Vers le 15 décembre généralement, à 12°C, « voire 11°C », les malos démarrent mais « patinent » aussi parfois. Certaines levures luttant avec les bactéries. Les vins obtenus ont des expressions fruités avec « des spécificités du terroir », des finales fraiches malgré des acidités faibles (3,10 – 3,20). Pas d’élevage ni bâtonnage sur vins finis, seulement si besoin de « remobiliser » les levures au contact des sucres. La mise se fait au mois de juin et en août pour les cuvées parcellaires. « Ce n’est pas une aberration.
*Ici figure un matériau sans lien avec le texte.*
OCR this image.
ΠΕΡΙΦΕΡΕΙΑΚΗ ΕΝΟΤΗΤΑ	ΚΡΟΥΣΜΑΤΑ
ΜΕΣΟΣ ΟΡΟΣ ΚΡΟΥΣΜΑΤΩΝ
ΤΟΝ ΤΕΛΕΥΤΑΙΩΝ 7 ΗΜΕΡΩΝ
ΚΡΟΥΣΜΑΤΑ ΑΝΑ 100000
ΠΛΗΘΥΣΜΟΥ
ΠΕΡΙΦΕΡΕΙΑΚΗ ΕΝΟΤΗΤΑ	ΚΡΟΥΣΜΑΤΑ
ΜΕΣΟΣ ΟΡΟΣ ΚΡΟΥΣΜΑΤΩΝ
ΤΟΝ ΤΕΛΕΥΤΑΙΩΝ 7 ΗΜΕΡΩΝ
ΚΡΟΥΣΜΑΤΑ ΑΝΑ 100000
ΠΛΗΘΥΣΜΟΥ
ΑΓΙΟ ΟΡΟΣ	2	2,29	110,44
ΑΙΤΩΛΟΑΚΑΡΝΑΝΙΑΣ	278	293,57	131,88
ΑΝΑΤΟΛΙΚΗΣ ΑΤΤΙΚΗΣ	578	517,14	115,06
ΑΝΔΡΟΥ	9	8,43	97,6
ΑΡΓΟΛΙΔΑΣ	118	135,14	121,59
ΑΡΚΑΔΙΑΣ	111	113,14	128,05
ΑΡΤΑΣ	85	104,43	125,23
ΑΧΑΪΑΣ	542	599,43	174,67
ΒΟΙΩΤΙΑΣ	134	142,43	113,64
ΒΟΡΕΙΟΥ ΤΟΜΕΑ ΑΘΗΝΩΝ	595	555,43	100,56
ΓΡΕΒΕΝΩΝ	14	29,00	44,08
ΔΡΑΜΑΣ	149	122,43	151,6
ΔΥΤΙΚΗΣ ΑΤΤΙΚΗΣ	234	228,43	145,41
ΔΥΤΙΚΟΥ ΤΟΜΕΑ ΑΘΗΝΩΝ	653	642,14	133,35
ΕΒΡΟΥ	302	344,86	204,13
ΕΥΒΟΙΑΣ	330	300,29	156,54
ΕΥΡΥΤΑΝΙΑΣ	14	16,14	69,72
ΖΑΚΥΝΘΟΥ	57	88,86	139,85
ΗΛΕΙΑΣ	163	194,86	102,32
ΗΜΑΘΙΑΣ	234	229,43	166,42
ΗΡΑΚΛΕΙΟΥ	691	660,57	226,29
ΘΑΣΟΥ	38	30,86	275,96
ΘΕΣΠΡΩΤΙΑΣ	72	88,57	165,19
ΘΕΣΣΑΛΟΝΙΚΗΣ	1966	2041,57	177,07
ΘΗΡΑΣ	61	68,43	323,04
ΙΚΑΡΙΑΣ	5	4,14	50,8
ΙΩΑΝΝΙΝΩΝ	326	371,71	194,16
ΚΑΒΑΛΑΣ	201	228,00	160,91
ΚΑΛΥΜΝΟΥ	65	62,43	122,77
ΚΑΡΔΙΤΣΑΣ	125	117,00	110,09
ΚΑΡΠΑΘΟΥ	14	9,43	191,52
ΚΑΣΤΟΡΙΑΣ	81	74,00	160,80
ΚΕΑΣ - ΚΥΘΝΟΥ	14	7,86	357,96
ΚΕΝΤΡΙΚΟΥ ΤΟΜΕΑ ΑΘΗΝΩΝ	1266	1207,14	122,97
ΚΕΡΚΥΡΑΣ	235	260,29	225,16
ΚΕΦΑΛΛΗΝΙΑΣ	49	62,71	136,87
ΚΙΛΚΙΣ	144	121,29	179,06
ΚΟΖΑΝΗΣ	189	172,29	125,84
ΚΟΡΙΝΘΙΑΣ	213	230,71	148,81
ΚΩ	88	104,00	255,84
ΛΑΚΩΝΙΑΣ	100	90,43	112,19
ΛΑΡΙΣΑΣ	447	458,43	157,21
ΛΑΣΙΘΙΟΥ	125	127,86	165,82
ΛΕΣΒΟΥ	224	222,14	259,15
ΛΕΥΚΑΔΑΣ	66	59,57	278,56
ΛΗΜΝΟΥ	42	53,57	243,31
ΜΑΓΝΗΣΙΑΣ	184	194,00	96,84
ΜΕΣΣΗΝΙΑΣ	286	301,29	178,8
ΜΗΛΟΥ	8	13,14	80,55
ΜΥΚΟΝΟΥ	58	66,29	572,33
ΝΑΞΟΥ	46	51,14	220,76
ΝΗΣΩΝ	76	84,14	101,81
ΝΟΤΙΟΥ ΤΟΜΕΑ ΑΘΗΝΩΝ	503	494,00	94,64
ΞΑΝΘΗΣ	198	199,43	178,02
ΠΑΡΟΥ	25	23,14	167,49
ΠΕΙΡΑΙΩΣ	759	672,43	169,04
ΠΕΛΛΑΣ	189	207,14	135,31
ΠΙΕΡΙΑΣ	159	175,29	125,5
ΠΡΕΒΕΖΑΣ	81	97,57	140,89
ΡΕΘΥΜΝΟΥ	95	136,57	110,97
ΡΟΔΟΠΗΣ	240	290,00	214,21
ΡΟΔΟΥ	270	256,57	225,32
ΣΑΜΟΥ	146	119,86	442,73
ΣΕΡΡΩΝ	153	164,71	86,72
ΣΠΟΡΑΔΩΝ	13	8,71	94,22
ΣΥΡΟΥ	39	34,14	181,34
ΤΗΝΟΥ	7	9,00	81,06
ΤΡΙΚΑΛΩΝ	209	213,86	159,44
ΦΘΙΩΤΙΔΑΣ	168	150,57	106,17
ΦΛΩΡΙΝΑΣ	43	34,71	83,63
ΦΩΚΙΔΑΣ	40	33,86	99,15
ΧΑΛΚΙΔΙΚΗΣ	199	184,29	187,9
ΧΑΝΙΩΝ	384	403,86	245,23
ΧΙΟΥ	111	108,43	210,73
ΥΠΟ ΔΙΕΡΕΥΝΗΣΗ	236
Avant, le vin faisait ses pâques », rappelle Patrice Joseph qui étudie au Vinipôle ces itinéraires techniques pour les comprendre et les sécuriser.
C'est pourquoi, Patrice Joseph recommande de se familiariser avec les fermentations spontanées en vinifiant d’abord une seule cuvée puis d’augmenter progressivement au cours des années en fonction de la capitalisation de l’expérience.



Savoir s’adapter en rouges



Au Domaine des Poncétys, Frédéric Servais ne laisse pas les fermentations sur macération débuter spontanément en gamay. Il débute toujours en préparant des pieds de cuves en allant prélever 50 kg de raisin frais, qu’il place dans un contenant chauffé entre 25 et 28°C après léger sulfitage. Il réalise l’opération 10 jours avant « par sécurité ». La « plus grosse » des deux cuvées est égrappée et bénéficie de 23 jours de macération « lente » avec « peu » d’intervention, ou pigeage matin et soir pour renforcer le chapeau et éviter les déviances organoleptiques. Après décuvage, les vins sont élevés en fûts, pour une mise en août sans soufre, ni intrant, ni filtration.La suite n’est qu’un long éloge à la patience… pour le plus grand plaisir des clients au moment de déboucher les vins.